Катеринка отдышалась, смотрит: её-то хвост уж на пороге нарисовался. Она за девками прячется, а он за ней, а девки – в центр ее толкают, к гармошке поближе. Та вышла, ударила пяткой, ладошкой в Витькину сторону качнула и отчебучила:
«Не ходи по коридору,
Не стучи калошами.
Все равно любить не буду —
Морда как у лошади».
Витька постоял-постоял, лицо кровью налилось, как у рака вареного – и шементом за дверь. А у нее и ума нет, что он затеял. Она успокоилась, прыг за вязанье. Повязала-повязала и домой собралась. Выходит, а он, собака, из-за кустов выскочил и вдоль хребтины ее ремнем вытянул да не один раз: «Не унижай, дескать, парня перед всеми!». А она и не думала унижать: чё там в голове-то девичьей? Боялась – да, а унижать – да на кой он сдался?
Упала она тогда на дорогу и с испугу так заголосила, что из кельи все девки повысыпали. А он – раз в улицу, и не при делах вроде.
Вовка тогда хотел парней созвать да отметелить его по полной, но Катька не дала. «Пусть с ним, – говорит, – лишь бы не подходил больше».
И вот тогда эта история и приключилась. Возле церкви, клуба-то нынешнего, где они теперь жили, пруд был. Он и сейчас есть да зарос. А раньше, говорят, даже лебеди там водились: Оболенский их больно любил и разводил.
Катеринка вида не подавала из-за того случая-то с Витькой, а сама переживала, конечно. Грустно станет – она на этот пруд. И, главное, ночью ведь вздумала шастать, а чё там: вышел из калитки и – направо. Вот сидит Катька как-то, а уж за полночь дело-то было. А посреди пруда тогда камень торчал, вот он и теперь там, наверное («Я уж в Княжухе не была Бог знает сколько – туда и не доберешься ведь!» – Арсеньева зевнула, вытянула затекшие ноги под столом и, заглядевшись на оконные струи, снова начала забываться сном).

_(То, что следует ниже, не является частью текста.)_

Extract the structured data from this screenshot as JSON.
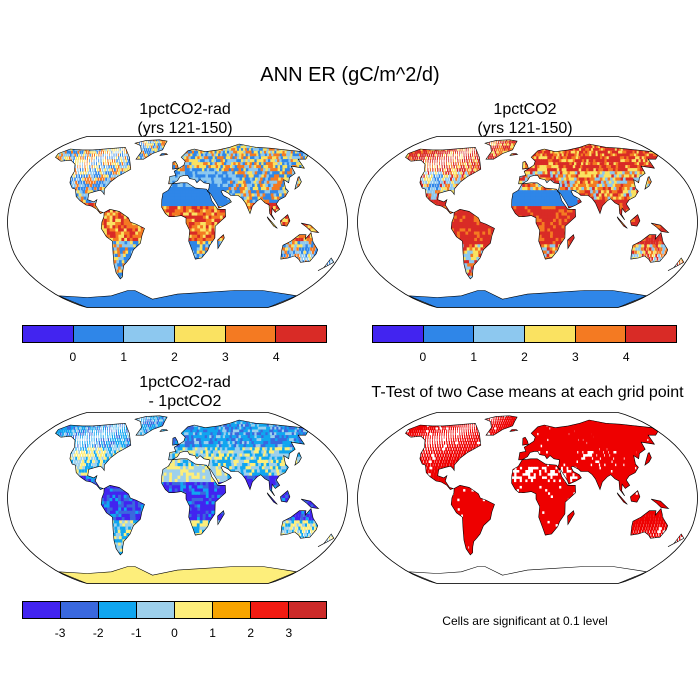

И вдруг слышит: хлюп-хлюп, хлюп-хлюп, да, батюшки, что это такое? – кто-то плещется вроде. И образовалась на камне («вот не сойти мне с этого места!») женщина молодая – вся нагишкой, волоса распущённы, ноги к воде свесила и знай расчесывает гриву свою. И гребень какой-то ведь в руках, с гребнем, ага. Сидит Катька ни жива ни мертва, а эта, на камне-то, смотрит на нее и чешет-чешет. А потом рукой манить начала: «Пойдем, мол, пойдем…».
Вскочила девка, матюкнулась и – домой, только пятки засверкали. Слышит сзади: «Хлюп-хлюп!» – они мата-то боятся, нечисть-то эта. Вот и ухлюпала к себе на дно, видно. А Катьку ночью на пруд и калачом не заманишь теперь. Там, в этом пруду-то, говорят, не одна девчонка утопла. Кто по любви, а кто так – по дурости.
Глава 8. Сланцев
– Знаешь, Лешк, как это было? Жена своих подруг созвала, сидят они, болтают, а мне – скучно аж до посинения. Думаю: дай-ка в Интернет слазию! – Сланцев в очередной раз пересказывал полусакральный нарратив о своем приобщении к великому российскому братству самогонщиков.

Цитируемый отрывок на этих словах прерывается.